Humans Face a “Ghastly Future” Unless Extraordinary Action Is Taken Soon on Sustainability
Without immediate and drastic intervention, humans face a “ghastly future” — including declining health, climate devastation, tens of millions of environmental migrants and more pandemics — in the next several decades, according to an international team of 17 prominent scientists.
“Humanity is running an ecological Ponzi scheme in which society robs nature and future generations to pay for short-term economic enhancement today,” said Paul Ehrlich, a Stanford University professor emeritus of population studies and a co-author of the study.

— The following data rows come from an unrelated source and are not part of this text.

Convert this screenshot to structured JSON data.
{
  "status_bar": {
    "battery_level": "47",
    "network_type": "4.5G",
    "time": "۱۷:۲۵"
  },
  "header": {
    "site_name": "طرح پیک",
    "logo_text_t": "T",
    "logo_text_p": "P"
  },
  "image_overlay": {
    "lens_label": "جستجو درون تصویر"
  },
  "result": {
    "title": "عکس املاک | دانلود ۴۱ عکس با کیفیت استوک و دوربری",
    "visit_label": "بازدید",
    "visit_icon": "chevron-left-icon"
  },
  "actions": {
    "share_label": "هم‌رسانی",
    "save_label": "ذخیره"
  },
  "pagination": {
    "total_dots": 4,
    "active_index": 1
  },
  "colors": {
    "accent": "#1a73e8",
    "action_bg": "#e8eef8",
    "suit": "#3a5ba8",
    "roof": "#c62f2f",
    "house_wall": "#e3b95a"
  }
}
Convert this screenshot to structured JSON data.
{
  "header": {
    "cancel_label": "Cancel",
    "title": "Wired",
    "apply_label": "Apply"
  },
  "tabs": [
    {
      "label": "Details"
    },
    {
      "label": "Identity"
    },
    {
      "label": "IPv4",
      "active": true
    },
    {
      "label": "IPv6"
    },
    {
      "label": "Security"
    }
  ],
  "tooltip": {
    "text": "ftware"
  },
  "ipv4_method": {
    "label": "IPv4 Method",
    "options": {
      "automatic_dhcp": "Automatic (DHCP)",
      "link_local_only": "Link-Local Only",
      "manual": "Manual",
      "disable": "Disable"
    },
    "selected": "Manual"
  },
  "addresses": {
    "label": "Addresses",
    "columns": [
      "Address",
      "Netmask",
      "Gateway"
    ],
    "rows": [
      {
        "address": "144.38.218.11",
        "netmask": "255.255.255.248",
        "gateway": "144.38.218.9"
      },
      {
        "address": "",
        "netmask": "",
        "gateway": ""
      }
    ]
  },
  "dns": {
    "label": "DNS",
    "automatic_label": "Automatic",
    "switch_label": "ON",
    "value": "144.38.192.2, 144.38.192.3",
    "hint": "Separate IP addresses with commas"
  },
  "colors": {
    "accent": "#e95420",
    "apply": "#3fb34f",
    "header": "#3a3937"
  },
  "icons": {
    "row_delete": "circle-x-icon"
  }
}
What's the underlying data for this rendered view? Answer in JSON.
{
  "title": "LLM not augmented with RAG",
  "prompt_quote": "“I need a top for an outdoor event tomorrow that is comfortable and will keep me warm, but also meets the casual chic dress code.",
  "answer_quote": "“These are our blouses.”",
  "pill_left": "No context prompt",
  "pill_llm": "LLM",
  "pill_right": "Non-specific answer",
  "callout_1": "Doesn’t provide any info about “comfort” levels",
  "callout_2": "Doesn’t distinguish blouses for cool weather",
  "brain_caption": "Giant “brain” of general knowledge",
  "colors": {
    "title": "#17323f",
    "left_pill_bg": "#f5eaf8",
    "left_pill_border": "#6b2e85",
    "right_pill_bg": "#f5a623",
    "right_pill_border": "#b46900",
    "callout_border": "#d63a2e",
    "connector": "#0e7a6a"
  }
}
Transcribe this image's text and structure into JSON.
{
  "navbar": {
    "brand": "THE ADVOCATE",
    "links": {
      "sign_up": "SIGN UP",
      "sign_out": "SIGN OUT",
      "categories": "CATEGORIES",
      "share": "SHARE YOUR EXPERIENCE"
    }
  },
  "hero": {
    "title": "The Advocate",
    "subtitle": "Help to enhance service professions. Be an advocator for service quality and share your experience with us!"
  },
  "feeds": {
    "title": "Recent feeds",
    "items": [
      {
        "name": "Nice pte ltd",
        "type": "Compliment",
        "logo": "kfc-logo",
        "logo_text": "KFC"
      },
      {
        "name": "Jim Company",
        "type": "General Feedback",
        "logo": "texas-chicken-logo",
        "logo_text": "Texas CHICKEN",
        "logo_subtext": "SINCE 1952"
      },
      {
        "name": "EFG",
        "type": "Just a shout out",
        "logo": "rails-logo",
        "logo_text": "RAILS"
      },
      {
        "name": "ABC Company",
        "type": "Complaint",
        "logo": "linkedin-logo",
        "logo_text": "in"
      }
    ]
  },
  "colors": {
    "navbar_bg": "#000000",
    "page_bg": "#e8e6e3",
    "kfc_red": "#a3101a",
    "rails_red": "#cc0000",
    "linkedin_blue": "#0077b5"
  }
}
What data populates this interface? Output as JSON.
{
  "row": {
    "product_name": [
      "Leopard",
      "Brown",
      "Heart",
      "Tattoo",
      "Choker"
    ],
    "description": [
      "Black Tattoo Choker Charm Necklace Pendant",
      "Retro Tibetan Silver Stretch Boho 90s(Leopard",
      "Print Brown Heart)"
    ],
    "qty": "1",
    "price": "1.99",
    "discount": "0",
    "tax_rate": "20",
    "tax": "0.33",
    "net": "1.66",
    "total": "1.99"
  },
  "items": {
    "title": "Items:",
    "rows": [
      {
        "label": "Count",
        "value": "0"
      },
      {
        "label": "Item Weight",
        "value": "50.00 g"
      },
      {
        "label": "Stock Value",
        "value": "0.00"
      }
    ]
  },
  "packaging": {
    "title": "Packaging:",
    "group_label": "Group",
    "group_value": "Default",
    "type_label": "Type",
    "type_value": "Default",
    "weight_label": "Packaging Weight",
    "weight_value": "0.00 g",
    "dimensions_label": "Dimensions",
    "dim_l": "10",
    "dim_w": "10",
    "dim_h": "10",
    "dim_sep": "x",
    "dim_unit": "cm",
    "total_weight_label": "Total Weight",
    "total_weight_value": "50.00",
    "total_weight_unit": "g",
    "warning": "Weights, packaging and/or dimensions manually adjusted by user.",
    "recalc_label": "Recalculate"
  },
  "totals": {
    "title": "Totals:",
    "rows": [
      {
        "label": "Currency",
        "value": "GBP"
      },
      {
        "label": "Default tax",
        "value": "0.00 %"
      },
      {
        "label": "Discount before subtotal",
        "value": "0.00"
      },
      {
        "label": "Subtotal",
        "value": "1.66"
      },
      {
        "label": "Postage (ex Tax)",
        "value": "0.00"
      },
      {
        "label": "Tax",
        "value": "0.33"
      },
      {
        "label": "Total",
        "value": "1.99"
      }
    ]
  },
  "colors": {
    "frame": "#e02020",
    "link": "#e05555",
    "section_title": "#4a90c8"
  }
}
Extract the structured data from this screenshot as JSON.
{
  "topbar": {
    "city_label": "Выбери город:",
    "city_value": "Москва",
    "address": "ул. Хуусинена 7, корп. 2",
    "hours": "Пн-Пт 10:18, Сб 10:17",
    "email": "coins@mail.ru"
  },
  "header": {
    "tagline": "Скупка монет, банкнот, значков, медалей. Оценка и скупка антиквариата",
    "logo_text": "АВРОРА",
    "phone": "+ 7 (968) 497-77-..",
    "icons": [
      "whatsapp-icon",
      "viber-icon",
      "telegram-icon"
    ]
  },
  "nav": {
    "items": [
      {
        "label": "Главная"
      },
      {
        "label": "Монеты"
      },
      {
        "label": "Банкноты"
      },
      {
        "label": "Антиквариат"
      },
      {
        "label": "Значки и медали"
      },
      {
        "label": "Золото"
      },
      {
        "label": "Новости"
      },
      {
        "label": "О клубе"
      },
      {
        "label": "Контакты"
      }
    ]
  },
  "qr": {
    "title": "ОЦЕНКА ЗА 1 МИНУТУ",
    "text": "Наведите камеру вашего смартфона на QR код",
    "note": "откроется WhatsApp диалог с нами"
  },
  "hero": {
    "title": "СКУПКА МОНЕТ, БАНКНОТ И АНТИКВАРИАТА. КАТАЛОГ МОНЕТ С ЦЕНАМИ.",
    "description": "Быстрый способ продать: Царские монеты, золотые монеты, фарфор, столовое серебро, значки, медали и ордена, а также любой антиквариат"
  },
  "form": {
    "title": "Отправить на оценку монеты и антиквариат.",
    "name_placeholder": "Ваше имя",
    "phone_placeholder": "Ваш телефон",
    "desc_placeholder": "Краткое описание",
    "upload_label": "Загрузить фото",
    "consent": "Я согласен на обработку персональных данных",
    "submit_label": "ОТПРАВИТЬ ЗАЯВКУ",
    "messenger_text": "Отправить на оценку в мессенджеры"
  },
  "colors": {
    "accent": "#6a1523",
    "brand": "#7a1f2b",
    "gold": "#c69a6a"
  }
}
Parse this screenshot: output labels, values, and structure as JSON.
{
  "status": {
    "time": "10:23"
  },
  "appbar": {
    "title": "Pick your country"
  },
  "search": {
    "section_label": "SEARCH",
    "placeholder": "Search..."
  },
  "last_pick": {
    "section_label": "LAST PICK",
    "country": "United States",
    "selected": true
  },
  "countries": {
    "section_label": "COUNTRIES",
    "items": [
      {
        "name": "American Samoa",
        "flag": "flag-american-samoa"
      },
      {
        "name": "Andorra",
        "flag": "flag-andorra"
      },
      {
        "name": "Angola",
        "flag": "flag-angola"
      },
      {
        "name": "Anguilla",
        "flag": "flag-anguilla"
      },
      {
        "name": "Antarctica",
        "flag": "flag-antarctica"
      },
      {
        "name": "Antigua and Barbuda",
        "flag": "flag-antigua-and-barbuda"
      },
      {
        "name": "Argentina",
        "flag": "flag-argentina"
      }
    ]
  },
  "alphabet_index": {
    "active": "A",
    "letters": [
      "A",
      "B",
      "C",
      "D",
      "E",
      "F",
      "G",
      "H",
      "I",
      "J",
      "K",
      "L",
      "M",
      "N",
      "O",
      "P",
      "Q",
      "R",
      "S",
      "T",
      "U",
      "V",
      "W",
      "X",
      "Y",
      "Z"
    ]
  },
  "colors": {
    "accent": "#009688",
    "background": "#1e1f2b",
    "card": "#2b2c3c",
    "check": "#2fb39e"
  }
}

Underestimating the Challenges of Avoiding a Ghastly Future
We have summarized predictions of a ghastly future of mass extinction, declining health, and climate-disruption upheavals (including looming massive migrations) and resource conflicts this century. Yet, our goal is not to present a fatalist perspective, because there are many examples of successful interventions to prevent extinctions, restore ecosystems, and encourage more sustainable economic activity at both local and regional scales. Instead, we contend that only a realistic appreciation of the colossal challenges facing the international community might allow it to chart a less-ravaged future. While there have been more recent calls for the scientific community in particular to be more vocal about their warnings to humanity (Ripple et al., 2017; Cavicchioli et al., 2019; Gardner and Wordley, 2019), these have been insufficiently foreboding to match the scale of the crisis. Given the existence of a human “optimism bias” that triggers some to underestimate the severity of a crisis and ignore expert warnings, a good communication strategy must ideally undercut this bias without inducing disproportionate feelings of fear and despair (Pyke, 2017; Van Bavel et al., 2020). It is therefore incumbent on experts in any discipline that deals with the future of the biosphere and human well-being to eschew reticence, avoid sugar-coating the overwhelming challenges ahead and “tell it like it is.” Anything else is misleading at best, or negligent and potentially lethal for the human enterprise at worst.